La douleur, en fonction de sa durée dans le temps, ne va pas être vécue de la même manière. Certaines ont fonction de simple signal d’alarme tandis que d’autres sont de véritables pathologies. De même, l’âge est un facteur important de sa perception et de son expression. Pour un enfant, la douleur est difficile à accepter et à comprendre, ce qui rend plus difficile son évaluation et sa guérison. Chez l’adulte, si celle-ci est plus ou moins exprimée, elle est cependant influencée par des facteurs environnementaux et culturels. L’évaluation est encore une fois faussée. Avec l’âge, certaines difficultés apparaissent et compliquent la tâche des soignants. La démence, les troubles auditifs ou visuels empêchent une bonne communication de leur souffrance. Ainsi la perception et l’expression de la douleur ne sont pas les mêmes à tout âge.

Comme nous avons pu le constater tout au long de notre TPE, la douleur est un phénomène complexe. La douleur physique est essentielle à notre survie, alors que la douleur psychique, au contraire, ralentie et inhibe le processus psychique : la pensée. Cette douleur peut alors devenir très dangereuse de part le risque suicidaire.
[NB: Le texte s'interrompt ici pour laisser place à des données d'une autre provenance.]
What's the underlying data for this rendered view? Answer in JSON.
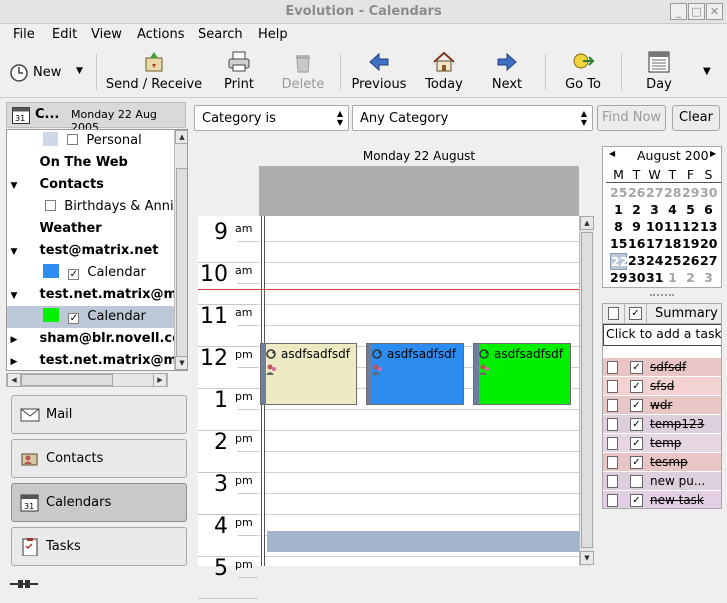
{
  "window": {
    "title": "Evolution - Calendars"
  },
  "menu": [
    "File",
    "Edit",
    "View",
    "Actions",
    "Search",
    "Help"
  ],
  "toolbar": {
    "new": "New",
    "send_receive": "Send / Receive",
    "print": "Print",
    "delete": "Delete",
    "previous": "Previous",
    "today": "Today",
    "next": "Next",
    "goto": "Go To",
    "day": "Day"
  },
  "sidebar": {
    "header_title": "C...",
    "header_date": "Monday 22 Aug 2005",
    "tree": [
      {
        "label": "Personal",
        "type": "cal"
      },
      {
        "label": "On The Web",
        "type": "group"
      },
      {
        "label": "Contacts",
        "type": "group"
      },
      {
        "label": "Birthdays & Annive",
        "type": "cal"
      },
      {
        "label": "Weather",
        "type": "group"
      },
      {
        "label": "test@matrix.net",
        "type": "group"
      },
      {
        "label": "Calendar",
        "type": "cal"
      },
      {
        "label": "test.net.matrix@matri",
        "type": "group"
      },
      {
        "label": "Calendar",
        "type": "cal"
      },
      {
        "label": "sham@blr.novell.com",
        "type": "group"
      },
      {
        "label": "test.net.matrix@matri",
        "type": "group"
      }
    ],
    "nav": [
      "Mail",
      "Contacts",
      "Calendars",
      "Tasks"
    ]
  },
  "filter": {
    "field": "Category is",
    "value": "Any Category",
    "find_now": "Find Now",
    "clear": "Clear"
  },
  "dayview": {
    "header": "Monday 22 August",
    "hours": [
      {
        "h": "9",
        "ap": "am"
      },
      {
        "h": "10",
        "ap": "am"
      },
      {
        "h": "11",
        "ap": "am"
      },
      {
        "h": "12",
        "ap": "pm"
      },
      {
        "h": "1",
        "ap": "pm"
      },
      {
        "h": "2",
        "ap": "pm"
      },
      {
        "h": "3",
        "ap": "pm"
      },
      {
        "h": "4",
        "ap": "pm"
      },
      {
        "h": "5",
        "ap": "pm"
      }
    ],
    "events": [
      {
        "title": "asdfsadfsdf",
        "color": "#ecebc4"
      },
      {
        "title": "asdfsadfsdf",
        "color": "#2d8cf0"
      },
      {
        "title": "asdfsadfsdf",
        "color": "#00f000"
      }
    ]
  },
  "minical": {
    "month": "August 200",
    "weekdays": [
      "M",
      "T",
      "W",
      "T",
      "F",
      "S"
    ],
    "weeks": [
      [
        "25",
        "26",
        "27",
        "28",
        "29",
        "30"
      ],
      [
        "1",
        "2",
        "3",
        "4",
        "5",
        "6"
      ],
      [
        "8",
        "9",
        "10",
        "11",
        "12",
        "13"
      ],
      [
        "15",
        "16",
        "17",
        "18",
        "19",
        "20"
      ],
      [
        "22",
        "23",
        "24",
        "25",
        "26",
        "27"
      ],
      [
        "29",
        "30",
        "31",
        "1",
        "2",
        "3"
      ]
    ],
    "selected": "22"
  },
  "tasks": {
    "summary_header": "Summary",
    "add_placeholder": "Click to add a task",
    "items": [
      {
        "summary": "sdfsdf",
        "done": true
      },
      {
        "summary": "sfsd",
        "done": true
      },
      {
        "summary": "wdr",
        "done": true
      },
      {
        "summary": "temp123",
        "done": true
      },
      {
        "summary": "temp",
        "done": true
      },
      {
        "summary": "tesmp",
        "done": true
      },
      {
        "summary": "new pu...",
        "done": false
      },
      {
        "summary": "new task",
        "done": true
      }
    ]
  },
  "colors": {
    "calendar_blue": "#2d8cf0",
    "calendar_green": "#00f000",
    "allday_bg": "#aeaeae",
    "selection": "#bcc7d8"
  }
}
La verbalisation de cette sensation, qui ne distingue pas ces deux douleurs si opposées, semble alors paradoxale. Mais, quand on écoute les patients atteints de douleur morale, on se rend compte qu’ils ressentent le même malaise que les patients souffrant physiquement. Finalement, on peut se demander si une dissociation est vraiment nécessaire et donc si l’absence de cette distinction ne s’en trouve pas justifiée.